Evidence is coming out at the cutting edge that is showing you can retrain your brain, and obviously it takes years to filter down to a GP level - and it's killing people in the meantime. We need to talk about bedside manner: studies show that can affect the outcome of the treatment or operation, and pain levels or blood pressure can be affected by just how you get on with your doctor.
Equally I don't want people to read it and think they should go to Brazil for a miracle cure. Someone heard me on the radio and said they wanted to go to Brazil to see John of God. But it's not about John of God. I still don't know what happened and you have to really do some work on yourself. And you should always stay in touch with your doctor and find a doctor who understands you.
IBT: You book speaks a lot about Yentl syndrome and how women and people of colour are treated differently by clinicians. How can we change this?

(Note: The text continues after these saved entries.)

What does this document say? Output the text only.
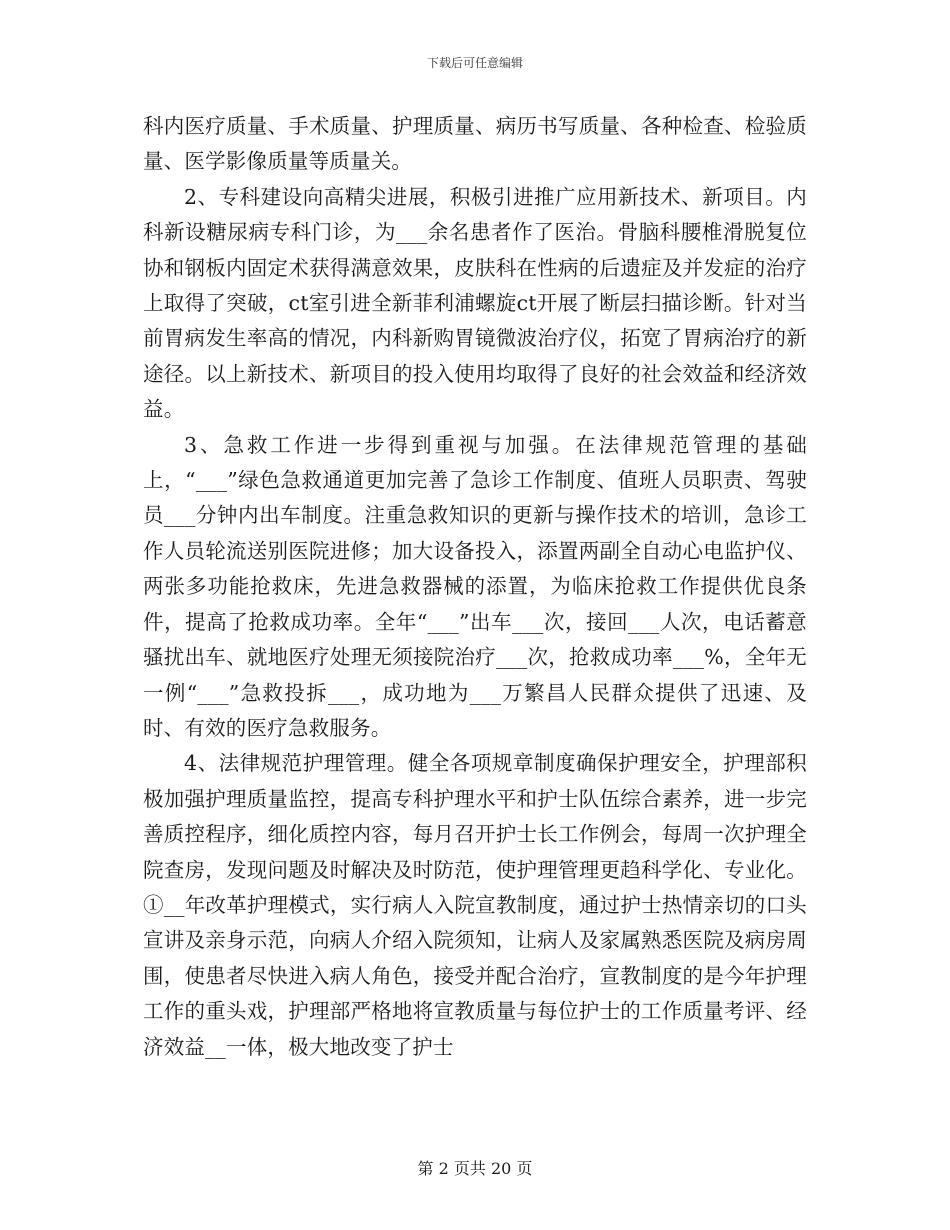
下载后可任意编辑

科内医疗质量、手术质量、护理质量、病历书写质量、各种检查、检验质量、医学影像质量等质量关。

2、专科建设向高精尖进展，积极引进推广应用新技术、新项目。内科新设糖尿病专科门诊，为___余名患者作了医治。骨脑科腰椎滑脱复位协和钢板内固定术获得满意效果，皮肤科在性病的后遗症及并发症的治疗上取得了突破，ct室引进全新菲利浦螺旋ct开展了断层扫描诊断。针对当前胃病发生率高的情况，内科新购胃镜微波治疗仪，拓宽了胃病治疗的新途径。以上新技术、新项目的投入使用均取得了良好的社会效益和经济效益。

3、急救工作进一步得到重视与加强。在法律规范管理的基础上，“___”绿色急救通道更加完善了急诊工作制度、值班人员职责、驾驶员___分钟内出车制度。注重急救知识的更新与操作技术的培训，急诊工作人员轮流送别医院进修；加大设备投入，添置两副全自动心电监护仪、两张多功能抢救床，先进急救器械的添置，为临床抢救工作提供优良条件，提高了抢救成功率。全年“___”出车___次，接回___人次，电话蓄意骚扰出车、就地医疗处理无须接院治疗___次，抢救成功率___%，全年无一例“___”急救投拆___，成功地为___万繁昌人民群众提供了迅速、及时、有效的医疗急救服务。

4、法律规范护理管理。健全各项规章制度确保护理安全，护理部积极加强护理质量监控，提高专科护理水平和护士队伍综合素养，进一步完善质控程序，细化质控内容，每月召开护士长工作例会，每周一次护理全院查房，发现问题及时解决及时防范，使护理管理更趋科学化、专业化。①__年改革护理模式，实行病人入院宣教制度，通过护士热情亲切的口头宣讲及亲身示范，向病人介绍入院须知，让病人及家属熟悉医院及病房周围，使患者尽快进入病人角色，接受并配合治疗，宣教制度的是今年护理工作的重头戏，护理部严格地将宣教质量与每位护士的工作质量考评、经济效益__一体，极大地改变了护士

第 2 页共 20 页
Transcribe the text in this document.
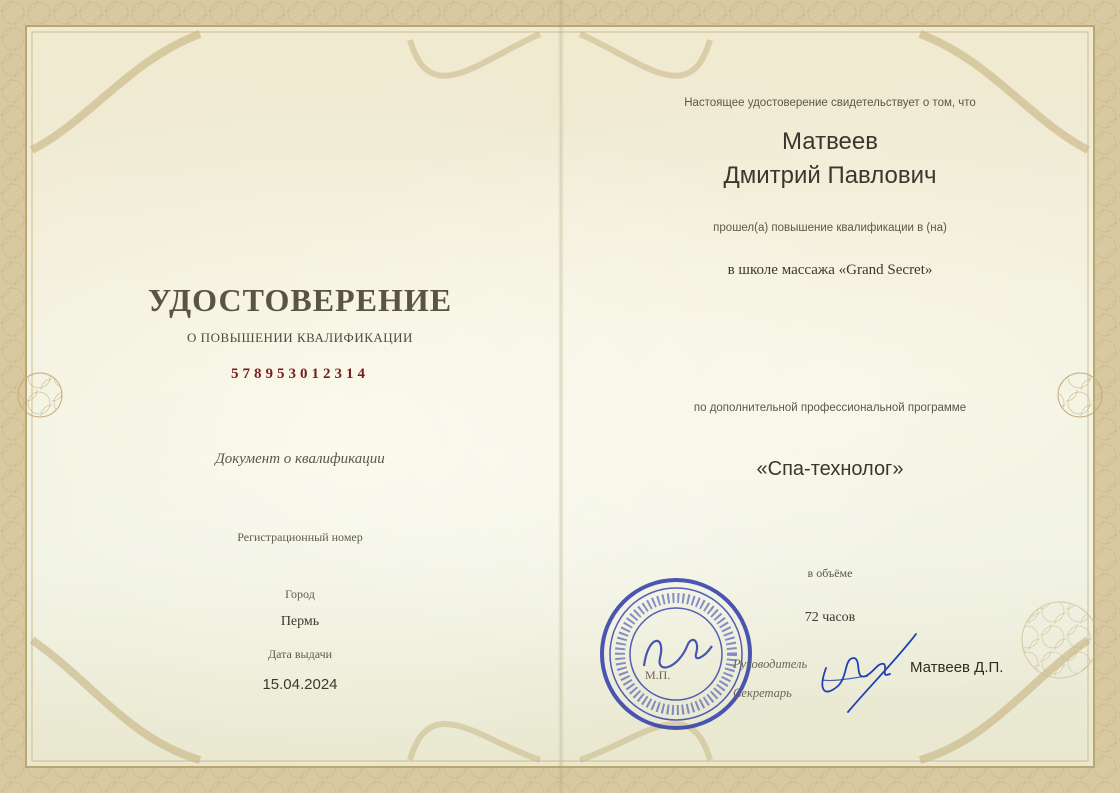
УДОСТОВЕРЕНИЕ
О ПОВЫШЕНИИ КВАЛИФИКАЦИИ
578953012314
Документ о квалификации
Регистрационный номер
Город
Пермь
Дата выдачи
15.04.2024
Настоящее удостоверение свидетельствует о том, что
Матвеев
Дмитрий Павлович
прошел(а) повышение квалификации в (на)
в школе массажа «Grand Secret»
по дополнительной профессиональной программе
«Спа-технолог»
в объёме
72 часов
М.П.
Руководитель
Секретарь
Матвеев Д.П.
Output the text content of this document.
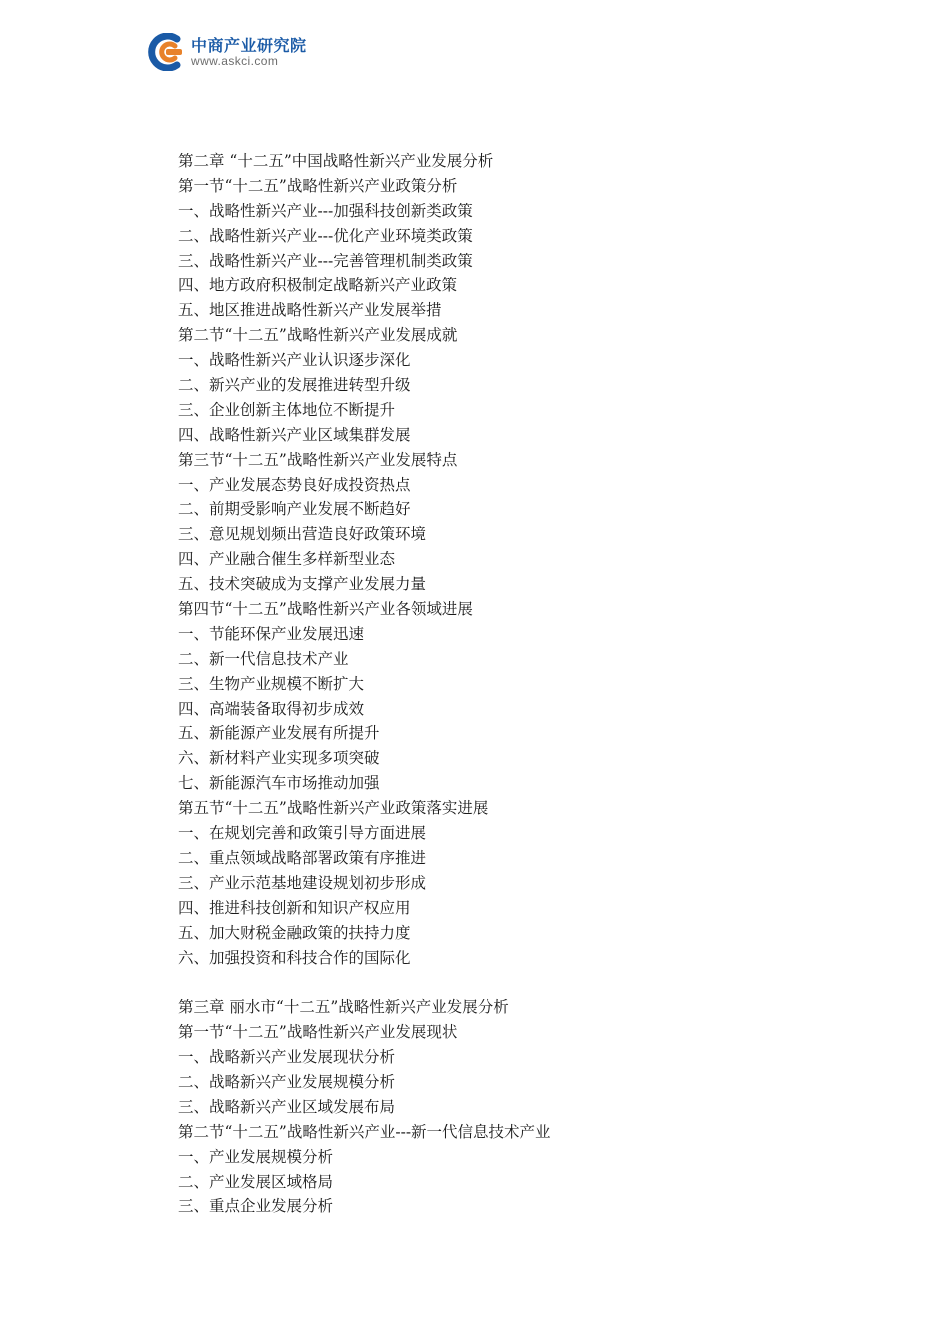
中商产业研究院
www.askci.com
第二章 “十二五”中国战略性新兴产业发展分析
第一节“十二五”战略性新兴产业政策分析
一、战略性新兴产业---加强科技创新类政策
二、战略性新兴产业---优化产业环境类政策
三、战略性新兴产业---完善管理机制类政策
四、地方政府积极制定战略新兴产业政策
五、地区推进战略性新兴产业发展举措
第二节“十二五”战略性新兴产业发展成就
一、战略性新兴产业认识逐步深化
二、新兴产业的发展推进转型升级
三、企业创新主体地位不断提升
四、战略性新兴产业区域集群发展
第三节“十二五”战略性新兴产业发展特点
一、产业发展态势良好成投资热点
二、前期受影响产业发展不断趋好
三、意见规划频出营造良好政策环境
四、产业融合催生多样新型业态
五、技术突破成为支撑产业发展力量
第四节“十二五”战略性新兴产业各领域进展
一、节能环保产业发展迅速
二、新一代信息技术产业
三、生物产业规模不断扩大
四、高端装备取得初步成效
五、新能源产业发展有所提升
六、新材料产业实现多项突破
七、新能源汽车市场推动加强
第五节“十二五”战略性新兴产业政策落实进展
一、在规划完善和政策引导方面进展
二、重点领域战略部署政策有序推进
三、产业示范基地建设规划初步形成
四、推进科技创新和知识产权应用
五、加大财税金融政策的扶持力度
六、加强投资和科技合作的国际化
第三章 丽水市“十二五”战略性新兴产业发展分析
第一节“十二五”战略性新兴产业发展现状
一、战略新兴产业发展现状分析
二、战略新兴产业发展规模分析
三、战略新兴产业区域发展布局
第二节“十二五”战略性新兴产业---新一代信息技术产业
一、产业发展规模分析
二、产业发展区域格局
三、重点企业发展分析
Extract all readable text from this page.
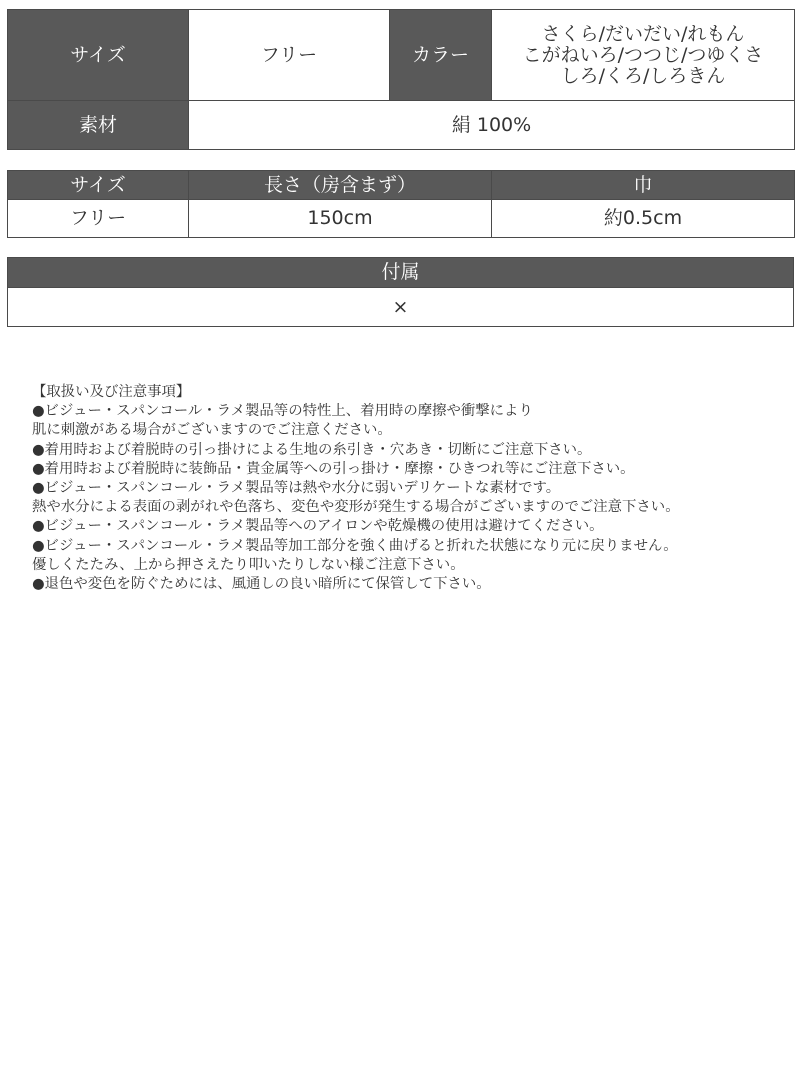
サイズ	フリー	カラー	さくら/だいだい/れもん
こがねいろ/つつじ/つゆくさ
しろ/くろ/しろきん

素材	絹 100%		
サイズ	長さ（房含まず）	巾
フリー	150cm	約0.5cm
付属
×
【取扱い及び注意事項】
●ビジュー・スパンコール・ラメ製品等の特性上、着用時の摩擦や衝撃により
肌に刺激がある場合がございますのでご注意ください。
●着用時および着脱時の引っ掛けによる生地の糸引き・穴あき・切断にご注意下さい。
●着用時および着脱時に装飾品・貴金属等への引っ掛け・摩擦・ひきつれ等にご注意下さい。
●ビジュー・スパンコール・ラメ製品等は熱や水分に弱いデリケートな素材です。
熱や水分による表面の剥がれや色落ち、変色や変形が発生する場合がございますのでご注意下さい。
●ビジュー・スパンコール・ラメ製品等へのアイロンや乾燥機の使用は避けてください。
●ビジュー・スパンコール・ラメ製品等加工部分を強く曲げると折れた状態になり元に戻りません。
優しくたたみ、上から押さえたり叩いたりしない様ご注意下さい。
●退色や変色を防ぐためには、風通しの良い暗所にて保管して下さい。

JB: A lot of it comes down to training. Any kind of company has an unconscious bias. It doesn't help that most doctors are middle-aged men who have a certain view of women. It's really hard because a part of what doctors do is they need to be emotionally disconnected. But I think they need to remember that what for them is an eight-minute appointment is an important part of someone's life.
They need to see women as individuals and not "the woman with bad arm in cubicle two". Women die from heart attacks because the symptoms present different to men's. And I think it's a systemic thing that needs to be hammered in at training. They need to be more aware.